Deutschlandweit existiert bisher kein Drohnenprojekt, bei der bemannte und unbemannte Luftfahrt so eng im selben Luftraum operieren wie in Ulm. Die Drohne, die mit einem Unmanned Traffic Management System (UTM) nach ADAC Luftrettungsstandard betrieben wird, operiert gemeinsam mit dem in Ulm stationierten ADAC Rettungshubschrauber „Christoph 22“ sowie zwei Krankenhäusern mit je einem Hubschrauberlandeplatz.

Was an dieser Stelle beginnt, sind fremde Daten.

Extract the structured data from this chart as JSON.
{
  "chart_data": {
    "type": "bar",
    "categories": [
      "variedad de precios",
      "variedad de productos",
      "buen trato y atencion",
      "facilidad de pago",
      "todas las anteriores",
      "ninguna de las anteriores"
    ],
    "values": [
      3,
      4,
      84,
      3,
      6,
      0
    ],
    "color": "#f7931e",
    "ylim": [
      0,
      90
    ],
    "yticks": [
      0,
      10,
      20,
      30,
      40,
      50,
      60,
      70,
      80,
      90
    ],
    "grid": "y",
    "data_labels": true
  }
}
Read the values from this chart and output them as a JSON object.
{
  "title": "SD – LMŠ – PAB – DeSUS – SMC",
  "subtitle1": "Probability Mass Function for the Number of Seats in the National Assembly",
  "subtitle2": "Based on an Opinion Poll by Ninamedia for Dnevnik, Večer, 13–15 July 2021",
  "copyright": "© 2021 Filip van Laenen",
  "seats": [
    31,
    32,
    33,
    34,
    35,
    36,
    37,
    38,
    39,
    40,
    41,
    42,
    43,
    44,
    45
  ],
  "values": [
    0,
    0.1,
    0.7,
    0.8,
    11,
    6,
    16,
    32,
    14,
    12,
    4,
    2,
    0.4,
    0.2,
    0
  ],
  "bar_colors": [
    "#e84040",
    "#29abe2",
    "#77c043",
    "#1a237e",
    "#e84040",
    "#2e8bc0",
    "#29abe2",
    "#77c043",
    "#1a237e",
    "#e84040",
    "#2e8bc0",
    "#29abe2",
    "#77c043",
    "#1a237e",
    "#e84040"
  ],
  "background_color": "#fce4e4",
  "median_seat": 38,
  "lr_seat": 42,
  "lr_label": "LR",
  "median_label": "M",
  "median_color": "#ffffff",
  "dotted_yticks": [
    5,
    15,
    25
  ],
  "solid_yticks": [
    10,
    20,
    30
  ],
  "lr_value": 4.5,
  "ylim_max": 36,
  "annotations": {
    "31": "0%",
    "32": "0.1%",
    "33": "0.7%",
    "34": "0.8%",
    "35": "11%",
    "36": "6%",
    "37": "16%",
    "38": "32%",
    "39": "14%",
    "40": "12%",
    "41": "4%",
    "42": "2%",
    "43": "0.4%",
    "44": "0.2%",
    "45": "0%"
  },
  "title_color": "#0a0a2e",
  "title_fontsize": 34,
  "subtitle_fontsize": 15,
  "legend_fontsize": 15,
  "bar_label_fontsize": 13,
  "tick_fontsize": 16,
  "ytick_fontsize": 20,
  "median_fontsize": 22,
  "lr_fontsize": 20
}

Nächste Drohnengeneration bereits in der Entwicklung

Bei der Drohne, mit der in Ulm seit 2020 geforscht wird, handelt es sich um einen sogenannten Hexakopter mit einem Durchmesser von 1,24 Metern. Er ist rund sieben Kilogramm schwer und kann beim Abflug rund 1,5 Kilogramm Blut als Nutzlast transportieren. Technisch übersteigt die Drohne in ihrer Leistungsklasse alle bisherigen Sicherheitsstandards. Dies umfasst ein eigenentwickeltes dreifachabgesichertes Flugsteuerungssystem von Multirotor, ein Hochpräzisions-GPS für Manöver mit Zentimetergenauigkeit, laserbasierte Höhenmesser, einen Sicherheitsfallschirm und eine Trackinganbindung an die DFS Deutsche Flugsicherung. Die Flugroute wird über spezielle Flugplanungssoftware definiert und die Drohne ist jederzeit auch manuell steuerbar.

Mit diesen Sicherheitsmerkmalen wird jetzt die neueste Generation der MediCargo-Drohne entwickelt. Berücksichtigt werden dabei eine Bedarfsanalyse des Instituts für Notfallmedizin und Medizinmanagement (INM München) sowie die Erkenntnisse aus dem Forschungsbetrieb in Ulm – streng nach den Vorgaben der europäischen Flugsicherheitsbehörde EASA.